J’ai toujours le sentiment que les histoires sont là, en dehors de nous et que l’écrit, c’est simplement ce passage d’une histoire par soi.

Marguerite Duras

En juillet 2014, j’ai trouvé sur une brocante un négatif sur verre datant sans doute du début du siècle dernier. En fait, il y avait une cinquantaine de plaques, des paysages pour la plupart. Quelques portraits aussi. L’objet me séduisait. Je les ai regardées, tentant de deviner dans l’image inversée la personne ainsi figée, au-delà du temps. J’en ai choisi une. La plaque portait des marques d’humidité qui dessinaient des presque fleurs à la surface de la prairie, aux pieds de la jeune femme photographiée. J’ai donc acheté ce négatif, tout autant pour l’image elle-même que pour l’aspect de la plaque de verre et son irisation. Rentrée chez moi, j’ai numérisé le négatif et en ai tiré l’image en positif. La personne, là, se révélait, attendant qu’on écrive son histoire. J’ai donc commencé à écrire l’histoire de celle qui deviendrait Barbara, mon premier personnage. C’est comme si on lui offrait l’immortalité, m’a dit mon fils. Oui, précisément, ai-je pensé. Cette jeune femme dont on ne sait rien aujourd’hui trouvera dans la fiction une imprévisible immortalité. Dès lors, l’idée de faire une série de portraits imaginés à partir d’images d’inconnus oubliés s’imposait. Dans mes archives personnelles, j’ai cherché des personnes que je ne pouvais pas identifier, j’en ai trouvé quelques-unes. J’ai continué aussi à dénicher sur les brocantes des négatifs ou des photos anciennes, guidée toujours par le projet d’une histoire à écrire. L’image, ce qu’elle représentait, devait me parler, m’amener très vite à imaginer un prénom, un destin, un amour. Et j’ai écrit, au fil de mes trouvailles, ces immortalités.

arthur

Il n’ira pas courir le monde, ne réalisera pas le rêve de sa mère qui pourtant voit déjà les côtes d’Amérique. On ne sait pas, mais disons qu’elle espère qu’il fera les conquêtes dont elle fut empêchée.

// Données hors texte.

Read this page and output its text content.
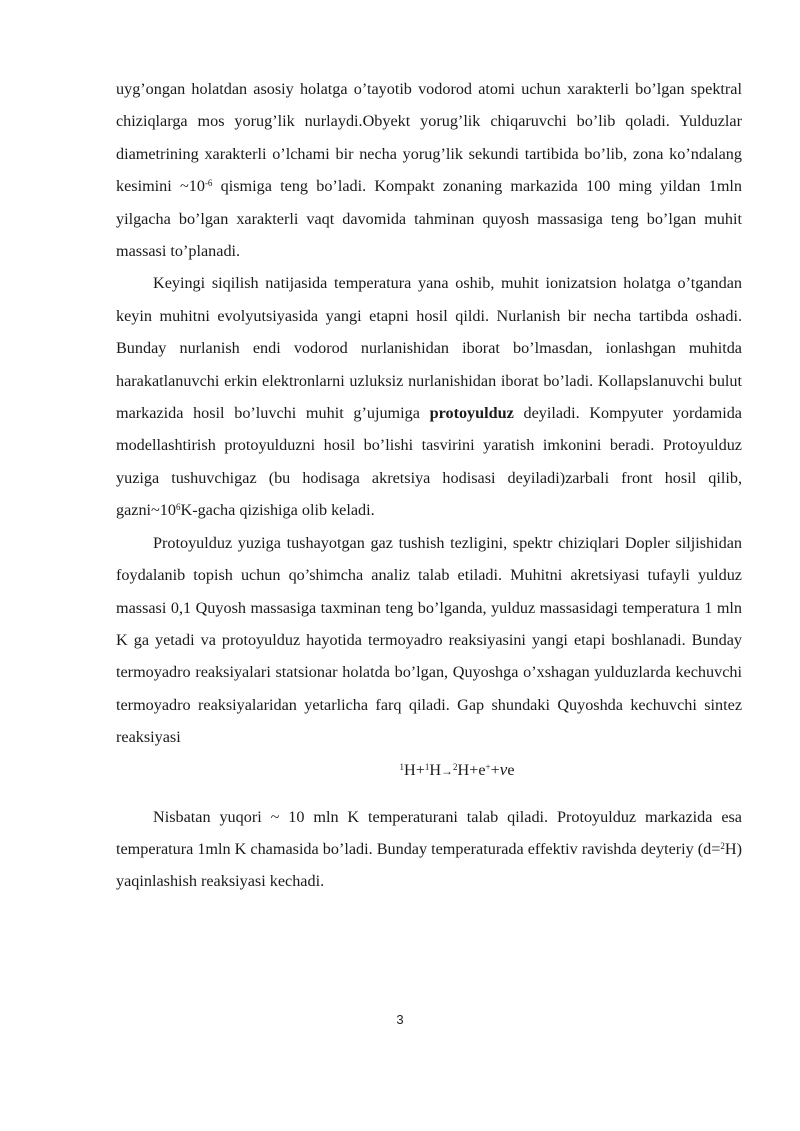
uyg’ongan holatdan asosiy holatga o’tayotib vodorod atomi uchun xarakterli bo’lgan spektral chiziqlarga mos yorug’lik nurlaydi.Obyekt yorug’lik chiqaruvchi bo’lib qoladi. Yulduzlar diametrining xarakterli o’lchami bir necha yorug’lik sekundi tartibida bo’lib, zona ko’ndalang kesimini $\sim 10^{-6}$ qismiga teng bo’ladi. Kompakt zonaning markazida 100 ming yildan 1mln yilgacha bo’lgan xarakterli vaqt davomida tahminan quyosh massasiga teng bo’lgan muhit massasi to’planadi.

Keyingi siqilish natijasida temperatura yana oshib, muhit ionizatsion holatga o’tgandan keyin muhitni evolyutsiyasida yangi etapni hosil qildi. Nurlanish bir necha tartibda oshadi. Bunday nurlanish endi vodorod nurlanishidan iborat bo’lmasdan, ionlashgan muhitda harakatlanuvchi erkin elektronlarni uzluksiz nurlanishidan iborat bo’ladi. Kollapslanuvchi bulut markazida hosil bo’luvchi muhit g’ujumiga protoyulduz deyiladi. Kompyuter yordamida modellashtirish protoyulduzni hosil bo’lishi tasvirini yaratish imkonini beradi. Protoyulduz yuziga tushuvchigaz (bu hodisaga akretsiya hodisasi deyiladi)zarbali front hosil qilib, $gazni\sim 10^6K$-gacha qizishiga olib keladi.

Protoyulduz yuziga tushayotgan gaz tushish tezligini, spektr chiziqlari Dopler siljishidan foydalanib topish uchun qo’shimcha analiz talab etiladi. Muhitni akretsiyasi tufayli yulduz massasi 0,1 Quyosh massasiga taxminan teng bo’lganda, yulduz massasidagi temperatura 1 mln K ga yetadi va protoyulduz hayotida termoyadro reaksiyasini yangi etapi boshlanadi. Bunday termoyadro reaksiyalari statsionar holatda bo’lgan, Quyoshga o’xshagan yulduzlarda kechuvchi termoyadro reaksiyalaridan yetarlicha farq qiladi. Gap shundaki Quyoshda kechuvchi sintez reaksiyasi

$^1$H+$^1$H→$^2$H+e++νe

Nisbatan yuqori ~ 10 mln K temperaturani talab qiladi. Protoyulduz markazida esa temperatura 1mln K chamasida bo’ladi. Bunday temperaturada effektiv ravishda deyteriy (d=$^2$H) yaqinlashish reaksiyasi kechadi.

3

Lui regarde le sol du haut de ses sept ans comme pour s’y fixer, refusant par sa pose jusqu’à l’idée du large. Il n’aime pas la mer, ni le vent, ni l’ailleurs. Il voyage en lui-même et cela lui suffit. Peut-être écrira-t-il, un jour, cet ailleurs-là. Plus beau que le possible. Car il pense, tranquille. Et sa mère l’ignore. Elle ne comprend pas qu’il aime le silence pour l’espace qu’il laisse aux images et aux mots.

C’est un prénom de roi qu’elle a choisi pour lui, sans même imaginer les naissances latentes, les illuminations et les soirs bleus d’été. On ne sait pas de quels bagages elle l’aura chargé pour sa vie à venir, ni combien de poèmes il lui faudra écrire pour alléger leur poids.